La décision de percevoir le capital de la caisse de pension sous forme de rente ou au moins une partie sous forme de capital a une forte influence sur la charge fiscale durant la retraite.

A long terme, le retrait du capital est souvent plus intéressant – pour autant que le capital soit investi de manière optimale sur le plan fiscal, de sorte à dégager des intérêts imposables peu élevés. Toutefois, peu de personnes décident de retirer le capital de la caisse de pension uniquement pour des raisons fiscales. Souvent, le retraité souhaite surtout assurer la situation financière de ses proches.

Les rentes viagères ne sont pas avantageuses sur le plan fiscal. Avec l’achat d’une police de rente viagère, l’avoir épargné est converti en rente. La société d’assurance garantit le versement à vie de la rente convenue.

Contrairement aux rentes de l’AVS et de la caisse de pension, la rente viagère n’est imposée qu’à 40 % en tant que revenu.

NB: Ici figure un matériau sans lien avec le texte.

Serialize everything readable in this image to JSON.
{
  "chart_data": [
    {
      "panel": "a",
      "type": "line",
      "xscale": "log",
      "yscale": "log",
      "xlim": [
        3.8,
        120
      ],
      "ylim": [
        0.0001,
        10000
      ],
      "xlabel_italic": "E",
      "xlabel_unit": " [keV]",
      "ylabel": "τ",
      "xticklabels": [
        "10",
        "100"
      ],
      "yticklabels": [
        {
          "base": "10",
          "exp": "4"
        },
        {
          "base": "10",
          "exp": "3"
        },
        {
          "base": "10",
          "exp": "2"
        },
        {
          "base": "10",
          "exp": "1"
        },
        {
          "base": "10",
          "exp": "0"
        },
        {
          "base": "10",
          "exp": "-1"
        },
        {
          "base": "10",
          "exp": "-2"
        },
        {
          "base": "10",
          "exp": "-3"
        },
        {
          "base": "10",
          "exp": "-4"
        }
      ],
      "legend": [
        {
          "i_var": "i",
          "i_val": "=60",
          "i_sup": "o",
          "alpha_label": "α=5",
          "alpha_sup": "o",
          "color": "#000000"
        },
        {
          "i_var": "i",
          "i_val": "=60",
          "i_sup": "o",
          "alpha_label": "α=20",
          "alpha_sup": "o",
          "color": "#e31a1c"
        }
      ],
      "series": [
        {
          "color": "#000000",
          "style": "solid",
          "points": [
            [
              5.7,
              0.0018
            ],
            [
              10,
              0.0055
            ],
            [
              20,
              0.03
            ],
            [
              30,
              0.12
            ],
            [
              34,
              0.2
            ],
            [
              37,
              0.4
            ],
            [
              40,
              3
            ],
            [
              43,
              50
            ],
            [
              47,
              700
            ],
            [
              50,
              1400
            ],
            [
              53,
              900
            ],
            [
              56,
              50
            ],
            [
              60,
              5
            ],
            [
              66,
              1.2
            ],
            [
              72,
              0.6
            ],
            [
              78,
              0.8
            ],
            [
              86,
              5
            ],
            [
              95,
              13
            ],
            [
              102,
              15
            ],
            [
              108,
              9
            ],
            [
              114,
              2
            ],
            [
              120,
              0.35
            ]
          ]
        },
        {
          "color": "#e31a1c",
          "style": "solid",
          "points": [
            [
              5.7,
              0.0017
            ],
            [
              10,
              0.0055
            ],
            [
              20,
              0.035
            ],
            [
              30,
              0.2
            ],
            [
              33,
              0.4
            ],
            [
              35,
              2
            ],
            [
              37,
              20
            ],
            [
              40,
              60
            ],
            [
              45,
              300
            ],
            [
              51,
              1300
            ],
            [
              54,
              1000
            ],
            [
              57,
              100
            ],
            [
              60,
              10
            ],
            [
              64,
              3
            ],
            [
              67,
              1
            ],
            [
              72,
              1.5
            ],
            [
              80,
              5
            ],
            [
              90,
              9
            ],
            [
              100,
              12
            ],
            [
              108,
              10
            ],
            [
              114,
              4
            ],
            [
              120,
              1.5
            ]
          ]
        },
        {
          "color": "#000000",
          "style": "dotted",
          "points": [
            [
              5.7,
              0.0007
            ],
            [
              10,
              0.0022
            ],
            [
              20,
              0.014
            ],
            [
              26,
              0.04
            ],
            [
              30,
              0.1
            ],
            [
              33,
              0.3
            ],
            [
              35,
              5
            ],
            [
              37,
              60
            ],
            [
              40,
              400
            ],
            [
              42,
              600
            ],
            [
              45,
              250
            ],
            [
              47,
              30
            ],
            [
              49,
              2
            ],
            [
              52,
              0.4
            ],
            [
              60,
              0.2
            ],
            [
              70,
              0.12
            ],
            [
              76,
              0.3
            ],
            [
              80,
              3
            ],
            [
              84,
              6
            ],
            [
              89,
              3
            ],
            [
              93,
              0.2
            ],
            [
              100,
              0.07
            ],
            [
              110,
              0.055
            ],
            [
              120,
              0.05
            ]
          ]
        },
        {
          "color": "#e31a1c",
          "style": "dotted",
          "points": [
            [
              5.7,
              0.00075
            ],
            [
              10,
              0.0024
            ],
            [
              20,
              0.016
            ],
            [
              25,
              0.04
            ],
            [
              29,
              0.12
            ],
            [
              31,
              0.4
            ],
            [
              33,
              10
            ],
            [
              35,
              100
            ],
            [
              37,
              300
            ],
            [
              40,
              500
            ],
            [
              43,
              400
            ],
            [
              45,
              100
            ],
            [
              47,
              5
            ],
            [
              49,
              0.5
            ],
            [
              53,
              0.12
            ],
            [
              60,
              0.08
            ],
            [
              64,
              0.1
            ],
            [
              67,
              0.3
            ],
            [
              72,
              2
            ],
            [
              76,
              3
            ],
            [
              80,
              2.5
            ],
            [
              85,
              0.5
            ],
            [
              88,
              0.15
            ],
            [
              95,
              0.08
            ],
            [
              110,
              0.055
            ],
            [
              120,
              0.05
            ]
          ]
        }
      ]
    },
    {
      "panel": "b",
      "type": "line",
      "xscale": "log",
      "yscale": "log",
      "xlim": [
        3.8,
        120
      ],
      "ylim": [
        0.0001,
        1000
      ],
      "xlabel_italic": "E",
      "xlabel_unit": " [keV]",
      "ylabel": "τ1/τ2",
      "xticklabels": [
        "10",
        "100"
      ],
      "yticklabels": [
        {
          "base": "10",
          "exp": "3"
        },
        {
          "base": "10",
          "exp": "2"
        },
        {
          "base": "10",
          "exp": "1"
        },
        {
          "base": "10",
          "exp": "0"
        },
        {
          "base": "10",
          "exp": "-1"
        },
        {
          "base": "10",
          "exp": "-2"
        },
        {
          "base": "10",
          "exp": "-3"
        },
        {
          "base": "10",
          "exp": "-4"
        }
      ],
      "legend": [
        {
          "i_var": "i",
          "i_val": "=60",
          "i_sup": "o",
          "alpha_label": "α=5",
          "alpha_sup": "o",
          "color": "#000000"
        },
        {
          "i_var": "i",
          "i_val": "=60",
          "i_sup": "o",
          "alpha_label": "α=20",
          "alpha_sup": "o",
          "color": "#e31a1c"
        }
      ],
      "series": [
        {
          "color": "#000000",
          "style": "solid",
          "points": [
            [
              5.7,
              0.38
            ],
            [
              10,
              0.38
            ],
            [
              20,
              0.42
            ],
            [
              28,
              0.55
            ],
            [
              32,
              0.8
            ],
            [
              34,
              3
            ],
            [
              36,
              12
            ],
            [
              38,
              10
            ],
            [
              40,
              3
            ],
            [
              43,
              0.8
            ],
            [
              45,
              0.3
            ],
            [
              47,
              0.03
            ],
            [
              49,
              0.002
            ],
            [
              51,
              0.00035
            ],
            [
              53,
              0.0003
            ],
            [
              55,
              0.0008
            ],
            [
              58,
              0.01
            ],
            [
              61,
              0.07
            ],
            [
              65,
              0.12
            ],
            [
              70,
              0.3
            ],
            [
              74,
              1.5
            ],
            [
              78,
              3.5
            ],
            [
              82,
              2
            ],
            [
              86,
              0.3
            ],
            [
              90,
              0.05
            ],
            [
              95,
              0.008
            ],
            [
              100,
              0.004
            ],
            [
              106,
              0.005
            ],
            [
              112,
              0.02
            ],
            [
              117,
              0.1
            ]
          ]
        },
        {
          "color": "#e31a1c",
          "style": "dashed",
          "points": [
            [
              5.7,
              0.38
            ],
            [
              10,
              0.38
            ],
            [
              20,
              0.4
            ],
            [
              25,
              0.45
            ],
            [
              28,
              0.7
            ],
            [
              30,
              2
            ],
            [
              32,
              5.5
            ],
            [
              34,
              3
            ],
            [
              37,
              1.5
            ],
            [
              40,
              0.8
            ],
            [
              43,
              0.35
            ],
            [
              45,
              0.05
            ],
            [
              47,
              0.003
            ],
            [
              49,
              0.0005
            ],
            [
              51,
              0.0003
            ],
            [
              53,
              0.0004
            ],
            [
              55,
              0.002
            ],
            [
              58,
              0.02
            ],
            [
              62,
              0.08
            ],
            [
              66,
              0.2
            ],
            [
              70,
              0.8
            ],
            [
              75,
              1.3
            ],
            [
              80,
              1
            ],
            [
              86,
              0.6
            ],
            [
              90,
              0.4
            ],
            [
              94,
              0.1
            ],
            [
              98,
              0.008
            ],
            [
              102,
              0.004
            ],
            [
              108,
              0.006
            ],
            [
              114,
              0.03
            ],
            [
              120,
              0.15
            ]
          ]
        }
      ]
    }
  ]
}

Pour 20’000 francs de rente, la part imposable n’est que de 8’000 francs. Mais de ces 40 %, ce ne sont pas uniquement les intérêts qui sont imposés, mais également une partie de la consommation du capital : la rente viagère est généralement financée avec de la fortune qui a déjà été imposée en tant que revenu. Le revenu imposable est plus faible si on investit soi-même ses économies et que l’on vit en consommant le capital et son rendement.

Les rentes viagères possèdent encore d’autres inconvénients d’ordre fiscal. Si le bénéficiaire de la rente décède, le capital restant est versé aux héritiers. 40 % de la somme de restitution sont imposés en tant que revenus au tarif appliqué sur les avoirs de prévoyance. Les 60 % restants sont soumis à l’impôt successoral. Plusieurs dizaines de milliers de francs d’impôts doivent également être payés si l’assuré résilie la police.